SAO PAULO, 25 juin 2008 (AFP). Pour la première fois, quatre usines brésiliennes ont commencé à exporter, en Suède, 115 millions de litres d’éthanol certifié « propre », c’est-à-dire fabriqué dans des plantations de canne à sucre écologiques et respectant les droits des travailleurs, ont annoncé mercredi les exportateurs brésiliens du secteur.
Les usines Alcoeste, Cosan, Guarani et Novamerica ont accepté qu’un organisme de contrôle indépendant vérifie si le processus de fabrication de l’éthanol dans leurs installations est conforme à une série de contraintes sociales et environnementales.
« Ce sont les premiers producteurs brésiliens à signer un contrat d’exportation d’éthanol soumis à ce genre de critères », a déclaré Martinho Seiiti Ono, directeur de SCA Trading, intermédiaire de l’exportation des 115 millions d’alcool de canne au groupe suédois Sekab.
Le premier lot de ces 115 millions de litres d’éthanol « propre » a été livré en Suède la semaine dernière, et le dernier lot sera livré au pays scandinave en mars 2009.

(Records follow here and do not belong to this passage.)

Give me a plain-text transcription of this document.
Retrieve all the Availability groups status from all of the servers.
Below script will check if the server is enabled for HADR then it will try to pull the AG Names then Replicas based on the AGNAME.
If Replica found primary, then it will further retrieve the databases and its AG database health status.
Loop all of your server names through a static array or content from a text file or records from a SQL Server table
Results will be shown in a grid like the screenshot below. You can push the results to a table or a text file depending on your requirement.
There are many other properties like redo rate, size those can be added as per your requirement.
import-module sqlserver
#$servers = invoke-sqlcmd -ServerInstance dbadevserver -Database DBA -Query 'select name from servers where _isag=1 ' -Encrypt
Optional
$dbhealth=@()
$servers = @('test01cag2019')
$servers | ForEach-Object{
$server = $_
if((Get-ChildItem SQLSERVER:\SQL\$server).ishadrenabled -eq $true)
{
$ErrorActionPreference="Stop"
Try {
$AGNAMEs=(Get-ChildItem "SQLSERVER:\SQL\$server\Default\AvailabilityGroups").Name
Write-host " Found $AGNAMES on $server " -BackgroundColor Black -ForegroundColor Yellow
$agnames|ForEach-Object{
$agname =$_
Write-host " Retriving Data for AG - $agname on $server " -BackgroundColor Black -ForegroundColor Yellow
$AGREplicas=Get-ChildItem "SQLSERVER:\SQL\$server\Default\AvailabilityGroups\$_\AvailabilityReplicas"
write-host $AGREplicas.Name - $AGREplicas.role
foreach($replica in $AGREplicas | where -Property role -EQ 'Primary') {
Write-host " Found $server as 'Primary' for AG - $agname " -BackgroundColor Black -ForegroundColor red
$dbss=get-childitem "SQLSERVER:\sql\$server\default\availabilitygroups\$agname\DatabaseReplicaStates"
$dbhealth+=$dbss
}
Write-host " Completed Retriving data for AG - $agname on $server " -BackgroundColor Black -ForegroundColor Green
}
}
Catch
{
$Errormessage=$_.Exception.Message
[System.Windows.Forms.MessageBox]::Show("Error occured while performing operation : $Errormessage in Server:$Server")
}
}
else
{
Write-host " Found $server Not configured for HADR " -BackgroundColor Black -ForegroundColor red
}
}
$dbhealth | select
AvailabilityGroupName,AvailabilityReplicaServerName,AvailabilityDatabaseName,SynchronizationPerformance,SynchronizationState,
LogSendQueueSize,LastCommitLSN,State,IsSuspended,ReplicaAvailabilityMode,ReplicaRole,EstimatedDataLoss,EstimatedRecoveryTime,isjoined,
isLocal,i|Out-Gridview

« L’éthanol produit par les sociétés qui ne respectent pas ces critères sociaux et écologiques ne fait pas partie de la solution (au réchauffement de la planète), mais du problème », a affirmé le vice-président de Sekab, Anders Fredriksson.
« L’éthanol brésilien est, de loin, le biocarburant qui garantit la plus importante réduction des émissions de CO2 », a-t-il rappelé.
Sekab a proposé l’adoption de ce système de vérification de la production d’éthanol brésilien pour répondre aux critiques européennes concernant la déforestation de zones protégées – particulièrement en Amazonie – et les dures conditions de travail qui sévissent dans les cannaies.
Les critères retenus sont notamment la réduction de l’émission de dioxyde de carbone, la préservation de la végétation, la tolérance zéro au travail des enfants et le paiement de salaires minimums.
L’éthanol certifié « propre » sera entre 5% et 10% plus cher que l’alcool de canne à sucre normal.
La Suède a importé l’année dernière 400 millions de litres d’éthanol brésilien, soit 40% de toute la production brésilienne destinée à l’Europe.